I GELSOMINI DI KABUL
L’emigrazione è storia che si ripete.
E anche oggi, come ieri, l’accoglienza dei migranti non di rado si scontra con la diffidenza e quell’intolleranza che sono figlie dell’ignoranza, della “non conoscenza”, cioè delle cause che molto frequentemente costringono maree umane ad una fuga disperata dal proprio Paese e dai propri affetti, per andare incontro ad un destino pieno di incognite. I conflitti interni, che seminano distruzione e morte in moltissimi territori, sono senz’altro tra le cause principali che acuiscono il fenomeno migratorio giustificandone l’esistenza e l’evoluzione. E, a tal proposito, il pensiero corre inevitabilmente all’Afghanistan delle ultime settimane: un paese frammentato e dilaniato, in balìa delle offensive dei Talebani e dell’Isis che non concedono tregua nemmeno durante il ramadan. Un territorio martoriato che con molta difficoltà deve contrastare attentati a cadenza quasi quotidiana e, purtroppo, contare moltissime vittime anche tra i civili. Questo ci aiuta a comprendere perché tanti, tantissimi giovani abbandonino la famiglia ed il proprio paese per mettersi in cammino, portando con sé lo stretto necessario ed un bagaglio di incertezze e di speranza, di paure e di sofferenza.
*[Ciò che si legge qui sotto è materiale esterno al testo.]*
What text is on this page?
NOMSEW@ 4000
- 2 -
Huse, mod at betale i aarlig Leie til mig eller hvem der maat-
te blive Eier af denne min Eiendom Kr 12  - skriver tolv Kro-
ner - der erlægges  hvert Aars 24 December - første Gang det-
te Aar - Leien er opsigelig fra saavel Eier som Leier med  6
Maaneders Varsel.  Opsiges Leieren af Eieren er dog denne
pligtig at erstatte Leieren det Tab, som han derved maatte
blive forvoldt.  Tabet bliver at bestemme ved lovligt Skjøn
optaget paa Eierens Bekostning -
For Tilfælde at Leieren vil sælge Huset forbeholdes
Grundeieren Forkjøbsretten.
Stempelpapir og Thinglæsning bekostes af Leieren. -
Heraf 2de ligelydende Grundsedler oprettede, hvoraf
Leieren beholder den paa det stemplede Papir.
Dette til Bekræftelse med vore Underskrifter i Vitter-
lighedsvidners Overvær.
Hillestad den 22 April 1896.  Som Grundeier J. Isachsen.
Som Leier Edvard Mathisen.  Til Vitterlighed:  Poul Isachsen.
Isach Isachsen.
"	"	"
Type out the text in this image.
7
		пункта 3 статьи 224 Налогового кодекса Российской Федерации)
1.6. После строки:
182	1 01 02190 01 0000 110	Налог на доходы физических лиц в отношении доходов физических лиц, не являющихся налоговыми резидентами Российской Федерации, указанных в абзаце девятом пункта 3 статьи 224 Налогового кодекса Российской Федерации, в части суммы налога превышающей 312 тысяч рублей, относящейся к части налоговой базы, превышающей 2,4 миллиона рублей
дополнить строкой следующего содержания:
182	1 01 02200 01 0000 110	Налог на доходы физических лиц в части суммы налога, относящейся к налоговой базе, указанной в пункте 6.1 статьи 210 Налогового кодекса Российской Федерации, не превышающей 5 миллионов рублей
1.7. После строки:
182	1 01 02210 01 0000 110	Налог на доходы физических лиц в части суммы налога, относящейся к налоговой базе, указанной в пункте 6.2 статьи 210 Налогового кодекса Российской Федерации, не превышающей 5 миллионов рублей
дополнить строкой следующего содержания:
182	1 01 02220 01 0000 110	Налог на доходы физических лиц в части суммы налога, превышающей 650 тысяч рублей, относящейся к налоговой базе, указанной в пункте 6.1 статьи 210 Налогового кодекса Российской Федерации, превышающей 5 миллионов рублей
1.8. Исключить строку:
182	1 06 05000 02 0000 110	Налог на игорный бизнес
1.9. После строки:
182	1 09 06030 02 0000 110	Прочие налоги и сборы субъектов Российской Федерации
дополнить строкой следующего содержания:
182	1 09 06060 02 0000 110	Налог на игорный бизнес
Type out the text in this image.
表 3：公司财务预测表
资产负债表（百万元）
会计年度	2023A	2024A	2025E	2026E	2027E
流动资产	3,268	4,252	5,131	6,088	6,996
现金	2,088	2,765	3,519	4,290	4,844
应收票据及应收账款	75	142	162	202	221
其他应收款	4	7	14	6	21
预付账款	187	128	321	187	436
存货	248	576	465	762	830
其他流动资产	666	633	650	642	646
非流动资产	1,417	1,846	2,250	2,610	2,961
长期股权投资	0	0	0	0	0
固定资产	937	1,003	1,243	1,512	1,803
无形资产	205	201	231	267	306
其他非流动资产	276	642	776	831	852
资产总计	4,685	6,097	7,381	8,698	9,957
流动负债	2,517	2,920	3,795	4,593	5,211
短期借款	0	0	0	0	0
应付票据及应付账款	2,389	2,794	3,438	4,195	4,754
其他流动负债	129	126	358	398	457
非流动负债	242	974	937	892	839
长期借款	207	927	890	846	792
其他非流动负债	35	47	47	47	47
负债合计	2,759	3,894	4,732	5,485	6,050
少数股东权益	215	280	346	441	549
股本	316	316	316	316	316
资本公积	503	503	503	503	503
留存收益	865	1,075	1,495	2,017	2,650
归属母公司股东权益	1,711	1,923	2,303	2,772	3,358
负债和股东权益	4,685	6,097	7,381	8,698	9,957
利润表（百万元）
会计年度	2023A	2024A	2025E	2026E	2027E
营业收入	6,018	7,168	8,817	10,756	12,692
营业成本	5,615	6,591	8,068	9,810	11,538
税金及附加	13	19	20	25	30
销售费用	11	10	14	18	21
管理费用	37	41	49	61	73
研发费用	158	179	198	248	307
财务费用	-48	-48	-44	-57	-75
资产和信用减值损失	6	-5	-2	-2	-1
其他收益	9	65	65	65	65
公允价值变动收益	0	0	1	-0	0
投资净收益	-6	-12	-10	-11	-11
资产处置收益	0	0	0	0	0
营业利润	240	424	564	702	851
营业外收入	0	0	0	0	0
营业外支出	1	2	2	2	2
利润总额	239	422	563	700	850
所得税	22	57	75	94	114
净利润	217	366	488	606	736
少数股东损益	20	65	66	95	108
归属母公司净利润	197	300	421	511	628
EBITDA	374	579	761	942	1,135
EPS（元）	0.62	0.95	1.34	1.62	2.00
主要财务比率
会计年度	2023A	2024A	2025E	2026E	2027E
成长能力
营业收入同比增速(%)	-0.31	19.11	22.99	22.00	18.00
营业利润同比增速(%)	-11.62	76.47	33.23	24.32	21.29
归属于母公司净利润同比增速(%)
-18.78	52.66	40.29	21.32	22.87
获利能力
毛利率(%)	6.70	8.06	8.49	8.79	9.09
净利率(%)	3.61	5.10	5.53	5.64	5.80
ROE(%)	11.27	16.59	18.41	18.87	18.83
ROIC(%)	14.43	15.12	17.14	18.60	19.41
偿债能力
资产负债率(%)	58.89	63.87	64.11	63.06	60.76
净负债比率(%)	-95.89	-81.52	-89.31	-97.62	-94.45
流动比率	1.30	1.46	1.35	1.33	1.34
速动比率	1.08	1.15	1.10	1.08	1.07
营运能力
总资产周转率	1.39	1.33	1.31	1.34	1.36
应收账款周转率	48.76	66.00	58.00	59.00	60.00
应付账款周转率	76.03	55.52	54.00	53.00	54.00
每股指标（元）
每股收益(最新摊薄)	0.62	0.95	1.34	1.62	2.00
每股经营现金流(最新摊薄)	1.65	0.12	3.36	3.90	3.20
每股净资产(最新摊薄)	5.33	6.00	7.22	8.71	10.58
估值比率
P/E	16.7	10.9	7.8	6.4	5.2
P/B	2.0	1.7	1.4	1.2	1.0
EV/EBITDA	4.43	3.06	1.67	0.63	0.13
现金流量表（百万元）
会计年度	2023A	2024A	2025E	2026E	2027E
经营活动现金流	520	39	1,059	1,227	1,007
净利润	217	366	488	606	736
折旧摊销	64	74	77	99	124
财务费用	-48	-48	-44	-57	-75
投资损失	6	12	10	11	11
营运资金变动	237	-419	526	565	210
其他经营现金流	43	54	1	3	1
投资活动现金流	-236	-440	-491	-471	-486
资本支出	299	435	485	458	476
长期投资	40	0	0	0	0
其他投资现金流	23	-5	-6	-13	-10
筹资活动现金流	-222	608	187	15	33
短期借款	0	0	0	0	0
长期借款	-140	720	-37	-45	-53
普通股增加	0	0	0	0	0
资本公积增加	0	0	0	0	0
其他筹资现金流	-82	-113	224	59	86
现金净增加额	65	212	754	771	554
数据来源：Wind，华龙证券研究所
Giovani e piccoli “fiori”, in cerca di un giardino in cui seminare e far crescere una vita nuova; un giardino in cui vedere rispettati i propri diritti e nel quale poter diventare grandi, coltivando sogni di pace lontano dal rumore della guerra. Piccoli “fiori”, come Zaher Rezai, la cui storia è stata ricostruita grazie ad un taccuino di poesie e disegni che il ragazzo portava con sé. Tra centinaia di storie simili, questa abbiamo scelto per ribadire che spesso la fuga non è uno “sfizio”per raggiungere chissà quale miraggio. Spesso, scappare può essere l’unico modo per tornare a VIVERE. E se il lieto fine fortunatamente accompagna un gran numero di “viaggi della speranza”, la storia di Zaher ci ricorda il prezzo - altissimo - che tante giovani vite pagano per rincorrere il proprio sogno.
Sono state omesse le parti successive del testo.